Kommentar Ächtung von Landminen: Obama und die Minen der Realpolitik
Die USA sind das einzige Nato-Land, dass seine Unterschrift unter den Ächtunsgvertrag für Landminen verweigert. Dabei könnte sich die USA gerade hier als Führungsnation profilieren.
Welcher Teufel reitet den künftigen Friedensnobelpreisträger Obama? Redet er nicht immer vom Wandel hin zu einer friedlichen Welt? Und wie leicht könnte er seine Wahlkampfversprechen nun umsetzen, wenn er die 10 Millionen Landminen verschrotten ließe, die in den USA lagern.
Doch stattdessen schlägt Obama einer früheren Nobelpreisträgerin ins Gesicht: der Internationalen Kampagne zur Beseitigung von Landminen. Das ist paradox. Denn die USA sind zwar das einzige Nato-Mitglied, das den Ächtungsvertrag nicht unterzeichnet hat. Doch seit das Abkommen vor zwölf Jahren ins Leben gerufen wurde, haben sie auch keine Minen mehr produziert oder eingesetzt. Im Gegenteil: Washington ist der weltweit größte Sponsor für Projekte zur Beseitigung der heimtückischen Waffen - seit 1993 mit 1,5 Milliarden Dollar.
Allein vergangenes Jahr wurden über 5.000 Menschen durch Landminen getötet, ein Drittel davon Kinder. Weltweit muss eine halbe Million Minenopfer versorgt werden. Auch den Amerikanern wird diese Bilanz vor Augen geführt - importiert aus Afghanistan. Entstellte Soldaten füllen die Betten im Militärhospital Washingtons, ihre Bilder in den Medien nähren den Widerstand der Bevölkerung gegen den Krieg. Warum nicht auch den des Präsidenten gegen Landminen?

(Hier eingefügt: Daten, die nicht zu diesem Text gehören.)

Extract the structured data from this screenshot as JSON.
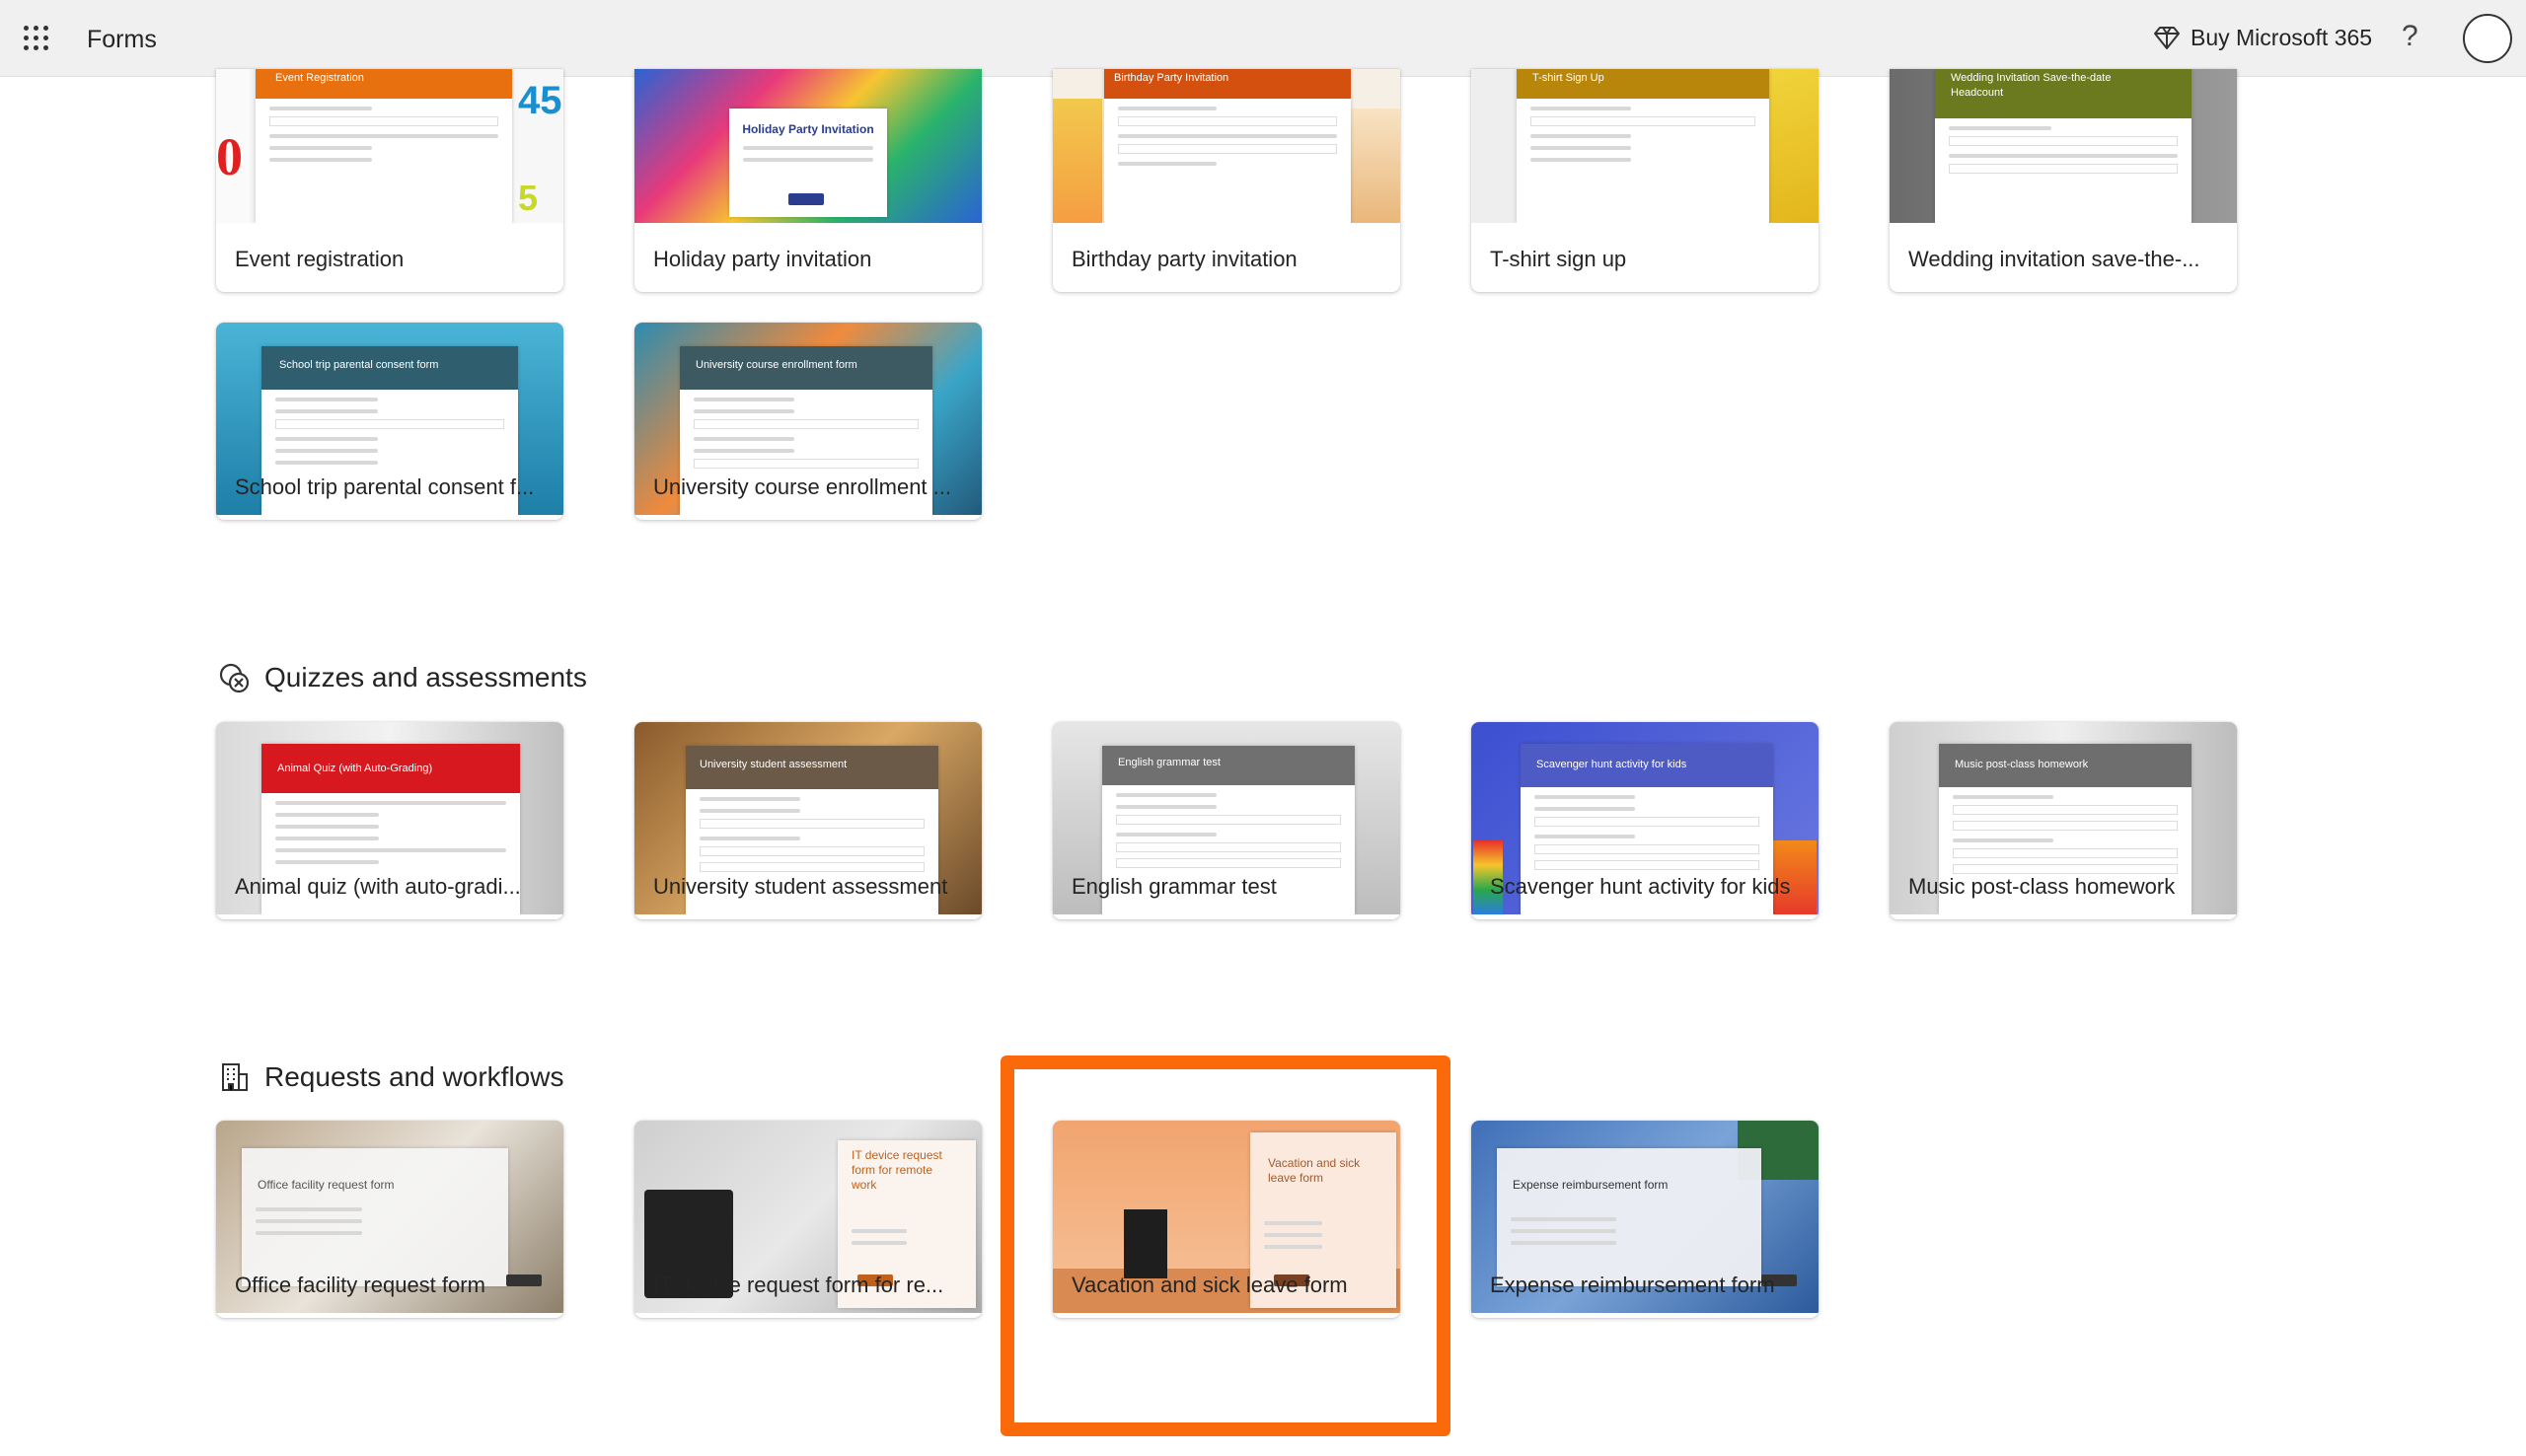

Mit dem Abkommen, heißt es im offiziellen Statement, wären die USA nicht in der Lage, ihre Verteidigungsbedürfnisse zu erfüllen und ihre Sicherheitsverpflichtungen gegenüber Verbündeten einzuhalten. Israel etwa hat vor drei Jahren im Konflikt mit der Hisbollah im Libanon gezeigt, dass es nicht auf den Einsatz von Landminen verzichten mag. Es verweigert auch seine Unterschrift unter den Ächtungsvertrag. Anstatt sich bei den Nichtunterzeichnern China und Russland einzureihen, könnten die USA ein Signal setzen und sich als Führungsnation profilieren. Möglich jedoch, dass Obama gerade diese Länder als Verbündete in spe nicht vergrätzen will - Verbündete gegen den Iran etwa.
"Im Verteidigungsfall betrachten wir es als falsch, wenn wir uns zwischen unserer Sicherheit und unseren Idealen entscheiden müssen." Wenige Tage bevor er den Friedensnobelpreis entgegennimmt, sollte jemand den Präsidenten an diesen Satz aus seiner Antrittsrede erinnern. Amerikas neues Gesicht könnte sich sonst leicht in eine Fratze verwandeln.